The sound of the illegal work in progress echoes in the area and is surprisingly not heard by the forest staff who are responsible for protecting the reserve.
Allegedly in connivance with the forest staff, the illegal mining lobby has been continuously moving earth and stones in Bhadlav area of Kundera range of RNP. The acitivity going on, unhindered by law, is not only destroying the ecology of the park, but also posing a serious threat to big cats.
‘Forest dept violated wildlife act’
“The local contractor of Boori Pahadi area, who has been given the work to construct an anicut outside the reserve, broke the protection wall and is illegally extracting stones from the tiger reserve.
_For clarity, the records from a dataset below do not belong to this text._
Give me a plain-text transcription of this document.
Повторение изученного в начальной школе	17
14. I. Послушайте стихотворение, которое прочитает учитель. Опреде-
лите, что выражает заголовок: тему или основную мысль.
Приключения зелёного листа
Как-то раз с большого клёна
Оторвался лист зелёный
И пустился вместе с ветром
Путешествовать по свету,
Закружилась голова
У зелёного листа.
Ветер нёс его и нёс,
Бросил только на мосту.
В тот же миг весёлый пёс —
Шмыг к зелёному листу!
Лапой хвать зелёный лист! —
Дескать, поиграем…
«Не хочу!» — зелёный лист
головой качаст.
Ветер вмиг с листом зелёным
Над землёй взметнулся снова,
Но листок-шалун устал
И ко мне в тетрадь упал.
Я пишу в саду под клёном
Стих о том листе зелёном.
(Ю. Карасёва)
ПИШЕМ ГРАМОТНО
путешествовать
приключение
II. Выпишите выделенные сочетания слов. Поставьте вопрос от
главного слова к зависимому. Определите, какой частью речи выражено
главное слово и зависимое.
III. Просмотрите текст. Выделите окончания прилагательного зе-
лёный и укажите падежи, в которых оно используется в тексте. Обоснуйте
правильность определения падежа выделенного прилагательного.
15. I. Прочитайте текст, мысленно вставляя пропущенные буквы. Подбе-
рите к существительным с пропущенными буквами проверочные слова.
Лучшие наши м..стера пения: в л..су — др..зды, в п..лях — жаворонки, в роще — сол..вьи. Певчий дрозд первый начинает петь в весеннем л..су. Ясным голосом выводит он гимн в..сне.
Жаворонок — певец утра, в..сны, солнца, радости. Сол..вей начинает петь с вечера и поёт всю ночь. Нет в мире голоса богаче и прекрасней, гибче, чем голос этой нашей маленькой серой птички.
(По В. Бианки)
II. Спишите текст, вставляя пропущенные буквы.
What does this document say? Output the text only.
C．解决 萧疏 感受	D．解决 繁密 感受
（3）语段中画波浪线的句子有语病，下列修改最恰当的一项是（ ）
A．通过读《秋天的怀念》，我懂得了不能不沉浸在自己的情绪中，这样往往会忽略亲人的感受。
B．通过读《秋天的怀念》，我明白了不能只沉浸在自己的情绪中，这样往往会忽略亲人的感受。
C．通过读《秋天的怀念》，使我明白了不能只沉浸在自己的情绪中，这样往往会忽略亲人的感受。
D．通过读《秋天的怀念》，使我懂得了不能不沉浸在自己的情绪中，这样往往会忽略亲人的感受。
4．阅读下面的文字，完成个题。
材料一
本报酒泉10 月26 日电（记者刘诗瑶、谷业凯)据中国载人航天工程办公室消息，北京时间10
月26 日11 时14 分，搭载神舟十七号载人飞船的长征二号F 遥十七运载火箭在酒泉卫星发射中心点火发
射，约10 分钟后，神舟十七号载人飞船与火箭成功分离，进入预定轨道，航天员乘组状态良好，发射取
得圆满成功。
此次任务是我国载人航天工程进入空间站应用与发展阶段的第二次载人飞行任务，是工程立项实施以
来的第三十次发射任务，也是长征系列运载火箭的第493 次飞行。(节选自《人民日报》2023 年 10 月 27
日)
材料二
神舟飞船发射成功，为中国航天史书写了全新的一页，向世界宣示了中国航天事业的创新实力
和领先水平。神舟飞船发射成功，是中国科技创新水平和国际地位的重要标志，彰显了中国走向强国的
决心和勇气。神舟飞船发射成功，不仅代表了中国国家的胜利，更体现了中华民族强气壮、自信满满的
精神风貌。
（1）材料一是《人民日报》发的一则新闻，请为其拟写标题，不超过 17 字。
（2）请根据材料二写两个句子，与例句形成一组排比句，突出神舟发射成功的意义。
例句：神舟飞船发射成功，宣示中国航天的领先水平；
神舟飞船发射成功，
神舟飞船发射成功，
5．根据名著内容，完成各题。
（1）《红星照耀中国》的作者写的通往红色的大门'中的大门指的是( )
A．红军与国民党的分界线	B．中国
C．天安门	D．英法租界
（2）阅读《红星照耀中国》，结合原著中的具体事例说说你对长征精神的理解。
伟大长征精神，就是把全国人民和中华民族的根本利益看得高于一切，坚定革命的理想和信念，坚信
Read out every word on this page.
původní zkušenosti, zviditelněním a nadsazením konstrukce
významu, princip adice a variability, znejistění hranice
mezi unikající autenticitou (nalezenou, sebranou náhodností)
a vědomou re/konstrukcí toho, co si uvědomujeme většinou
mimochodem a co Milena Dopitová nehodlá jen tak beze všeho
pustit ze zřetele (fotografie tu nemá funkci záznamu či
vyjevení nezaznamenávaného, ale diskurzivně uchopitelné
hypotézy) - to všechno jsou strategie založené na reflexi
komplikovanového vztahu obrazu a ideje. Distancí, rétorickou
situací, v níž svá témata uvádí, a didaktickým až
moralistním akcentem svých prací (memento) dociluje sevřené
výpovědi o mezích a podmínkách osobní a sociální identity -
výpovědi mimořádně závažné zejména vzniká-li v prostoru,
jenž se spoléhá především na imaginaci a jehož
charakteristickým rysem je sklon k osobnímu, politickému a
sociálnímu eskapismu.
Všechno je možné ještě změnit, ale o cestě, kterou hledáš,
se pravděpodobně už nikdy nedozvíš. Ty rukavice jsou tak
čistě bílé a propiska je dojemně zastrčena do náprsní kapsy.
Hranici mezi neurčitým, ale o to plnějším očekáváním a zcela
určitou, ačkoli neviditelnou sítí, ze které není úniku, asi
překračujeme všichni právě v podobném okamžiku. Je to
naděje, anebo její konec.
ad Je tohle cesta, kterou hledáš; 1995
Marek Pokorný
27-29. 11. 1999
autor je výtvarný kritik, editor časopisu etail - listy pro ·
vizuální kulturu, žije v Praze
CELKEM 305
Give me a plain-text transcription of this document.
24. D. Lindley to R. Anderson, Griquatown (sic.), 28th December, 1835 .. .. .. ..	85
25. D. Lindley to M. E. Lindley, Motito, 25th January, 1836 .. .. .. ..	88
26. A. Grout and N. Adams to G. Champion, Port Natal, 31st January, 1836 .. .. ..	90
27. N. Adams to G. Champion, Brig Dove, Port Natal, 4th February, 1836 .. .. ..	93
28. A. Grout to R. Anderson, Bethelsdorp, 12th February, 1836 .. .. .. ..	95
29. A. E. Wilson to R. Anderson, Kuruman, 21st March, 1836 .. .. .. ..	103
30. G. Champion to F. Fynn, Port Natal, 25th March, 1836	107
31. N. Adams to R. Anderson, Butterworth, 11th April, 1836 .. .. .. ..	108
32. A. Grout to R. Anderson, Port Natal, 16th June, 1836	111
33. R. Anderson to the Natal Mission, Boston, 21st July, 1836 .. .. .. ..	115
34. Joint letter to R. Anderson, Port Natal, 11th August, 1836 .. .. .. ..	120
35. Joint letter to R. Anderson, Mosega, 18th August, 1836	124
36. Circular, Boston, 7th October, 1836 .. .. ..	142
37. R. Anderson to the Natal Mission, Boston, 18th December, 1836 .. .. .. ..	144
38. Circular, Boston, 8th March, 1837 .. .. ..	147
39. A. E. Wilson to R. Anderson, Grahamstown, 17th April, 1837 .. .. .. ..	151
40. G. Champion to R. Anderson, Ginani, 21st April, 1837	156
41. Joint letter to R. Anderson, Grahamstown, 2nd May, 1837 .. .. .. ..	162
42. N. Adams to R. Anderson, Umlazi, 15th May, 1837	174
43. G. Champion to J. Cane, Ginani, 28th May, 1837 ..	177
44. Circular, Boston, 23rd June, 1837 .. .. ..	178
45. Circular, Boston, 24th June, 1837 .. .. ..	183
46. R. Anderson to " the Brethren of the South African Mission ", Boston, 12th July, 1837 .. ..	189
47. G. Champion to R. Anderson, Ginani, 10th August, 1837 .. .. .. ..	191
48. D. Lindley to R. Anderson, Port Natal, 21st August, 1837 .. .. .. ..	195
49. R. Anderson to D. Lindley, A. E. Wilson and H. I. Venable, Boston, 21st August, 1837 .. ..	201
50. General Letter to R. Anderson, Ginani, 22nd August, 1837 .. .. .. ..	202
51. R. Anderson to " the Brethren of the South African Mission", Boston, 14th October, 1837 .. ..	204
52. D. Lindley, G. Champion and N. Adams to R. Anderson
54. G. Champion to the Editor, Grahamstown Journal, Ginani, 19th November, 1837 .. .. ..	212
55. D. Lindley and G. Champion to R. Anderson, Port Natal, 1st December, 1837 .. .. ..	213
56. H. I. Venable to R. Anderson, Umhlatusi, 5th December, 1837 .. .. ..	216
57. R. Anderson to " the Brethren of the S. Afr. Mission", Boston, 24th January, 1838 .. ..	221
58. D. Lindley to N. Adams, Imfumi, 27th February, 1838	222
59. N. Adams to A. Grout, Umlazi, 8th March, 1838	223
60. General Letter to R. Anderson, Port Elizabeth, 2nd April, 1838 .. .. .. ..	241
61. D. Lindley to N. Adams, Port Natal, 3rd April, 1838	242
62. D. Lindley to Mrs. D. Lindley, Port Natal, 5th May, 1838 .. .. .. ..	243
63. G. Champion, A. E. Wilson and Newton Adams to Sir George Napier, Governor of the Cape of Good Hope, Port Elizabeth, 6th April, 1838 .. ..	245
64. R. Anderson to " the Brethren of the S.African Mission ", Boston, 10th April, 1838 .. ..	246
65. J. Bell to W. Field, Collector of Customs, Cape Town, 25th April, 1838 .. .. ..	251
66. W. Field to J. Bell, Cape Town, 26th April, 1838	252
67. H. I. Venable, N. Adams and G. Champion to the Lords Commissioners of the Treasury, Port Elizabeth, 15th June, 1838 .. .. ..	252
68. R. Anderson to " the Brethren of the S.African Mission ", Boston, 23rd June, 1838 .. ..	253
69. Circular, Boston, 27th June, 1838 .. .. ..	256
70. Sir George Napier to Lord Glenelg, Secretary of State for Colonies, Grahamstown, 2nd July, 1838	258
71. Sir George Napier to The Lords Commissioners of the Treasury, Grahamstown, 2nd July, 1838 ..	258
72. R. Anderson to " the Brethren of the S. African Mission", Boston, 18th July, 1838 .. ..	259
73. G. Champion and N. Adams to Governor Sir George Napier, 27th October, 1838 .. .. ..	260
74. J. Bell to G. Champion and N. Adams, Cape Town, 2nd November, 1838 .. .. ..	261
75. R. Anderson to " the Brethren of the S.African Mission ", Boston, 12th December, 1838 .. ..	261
A trench has also been dug on the forest land. Such activities cannot occur without the patronage of forest officials,” a source in the department said.
When TOI contacted the RNP administration, the officials were in the denial mode. Ranthambore Tiger Project field director Manoj Parashar said, “The protection wall has been punctured at two-three places and stones are being taken to repair the wall.”
The administration’s clarification did not go well with green activists who claimed that the mining of stones inside the reserve was a violation of law.
Green activist and law student Tapeshwar Singh Bhati said, “The forest department is setting a wrong precedent and violating Section 29 of the Wildlife (Protection) Act, 1972. As per the rule, even the forest department cannot destroy, exploit or remove any wildlife, forest produce from a sanctuary of tiger reserve or destroy or damage or divert the habitat of any wild animal.”